Since the beginning of the war in Ukraine, the prices of gas and oil take only the direction upwards. In the middle of the week, oil prices once again rose sharply. The reason for this is further supply shortfalls, which are likely to further tighten the already tight oil supply.
Oil prices are not expected to decline in the near term either, as other factors such as the new Putin directive to pay for gas supplies and a larger-than-expected decline in U.S. oil inventories could cause additional price increases.
Severe shortage of oil even without oil embargo
The war of aggression in Ukraine has already resulted in numerous sanctions for Russia by Europe and the USA. However, an oil embargo is not one of them so far. Some countries, especially Germany, have so far vehemently resisted completely stopping Russian gas supplies, as the energy dependency on Russia is far too high for that.
But even without an oil embargo, Russian oil is currently hardly finding any more buyers in Western countries. The oil supply in Europe is therefore already more than tight.
Export terminal in Russia damaged
Now an export terminal near Russia’s Black Sea port of Novorossiysk has also been damaged by a severe storm. Oil exports from CPC (Caspian Pipeline Consortium) are handled through this terminal. This is primarily oil from Kazakhstan.
According to the Russian Energy Ministry, the repairs are expected to take up to two months, which means that Kazakh oil will now also be off the European market for the time being.
Other factors are also responsible for the renewed price increase
In the middle of the week, Russian President Vladimir Putin had issued the official instruction that gas purchases from so-called “unfriendly states” may only be paid for in rubles after a transitional period of one week.
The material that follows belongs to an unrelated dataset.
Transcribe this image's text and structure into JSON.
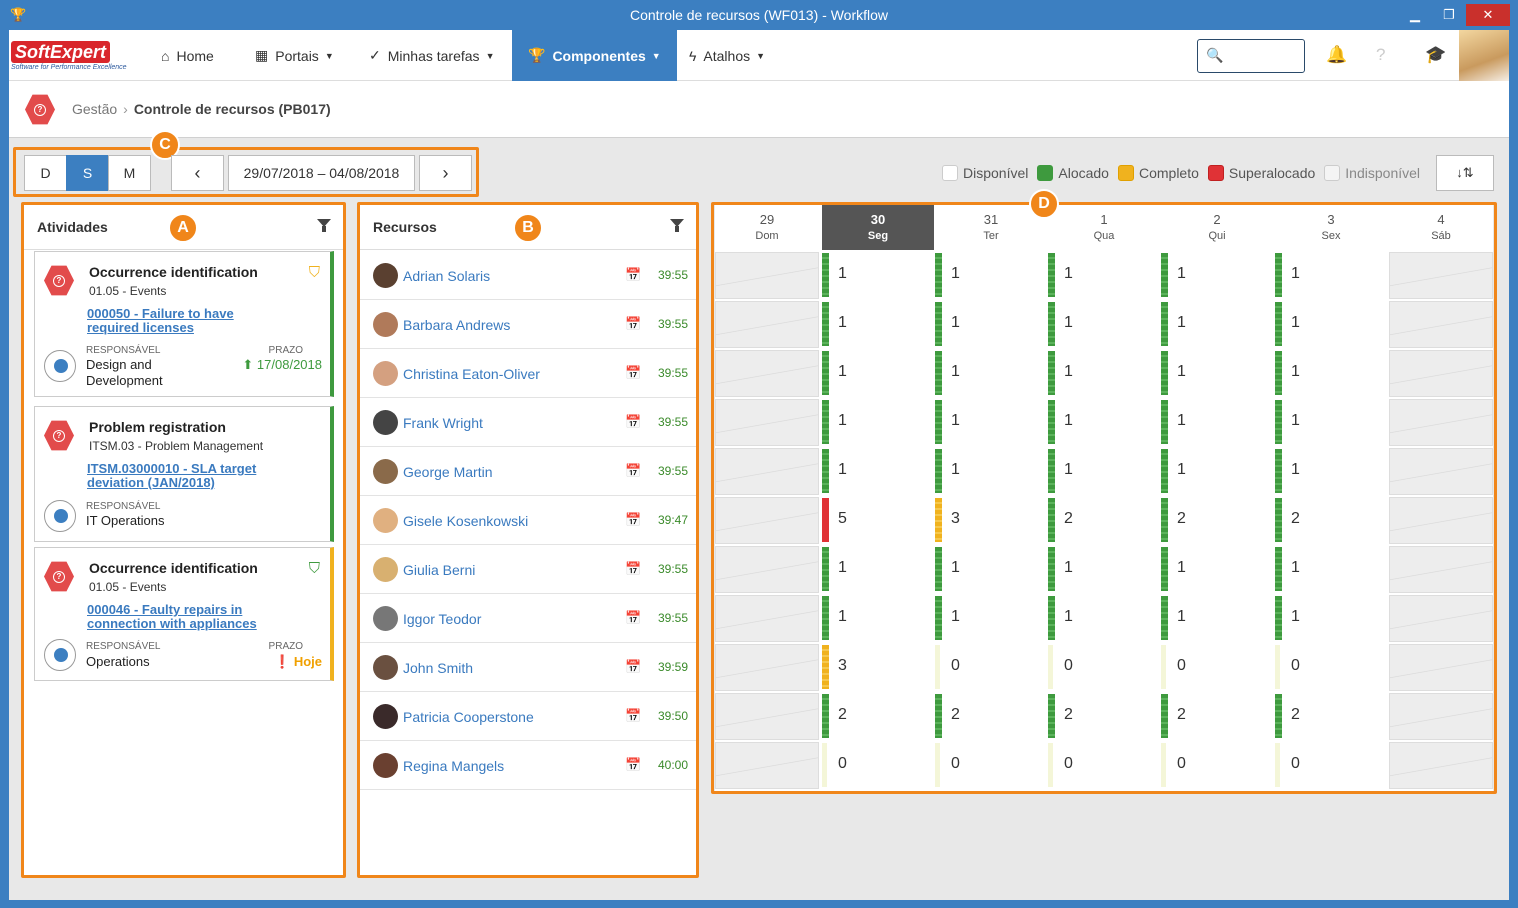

Experts therefore believe that it is entirely possible that countries with a high dependence on Russian gas will decide in favor of an energy embargo after all. This would further tighten the oil supply in Europe, so that the oil price is unlikely to fall for the foreseeable future.
Experts see the latest inventory data from the U.S. Department of Energy as another price driver. According to this, U.S. oil inventories are showing a much steeper decline than previously expected. Both gasoline and distillate stocks and crude oil stocks declined. Only crude oil inventories at Cushing increased by 1.2 million barrels.
Yesterday alone, the prices for Brent oil and gas oil rose by more than 5 percent per barrel and per ton, respectively. The ongoing war in Ukraine and the other price-driving factors are likely to ensure that the oil price will continue to rise in the near future.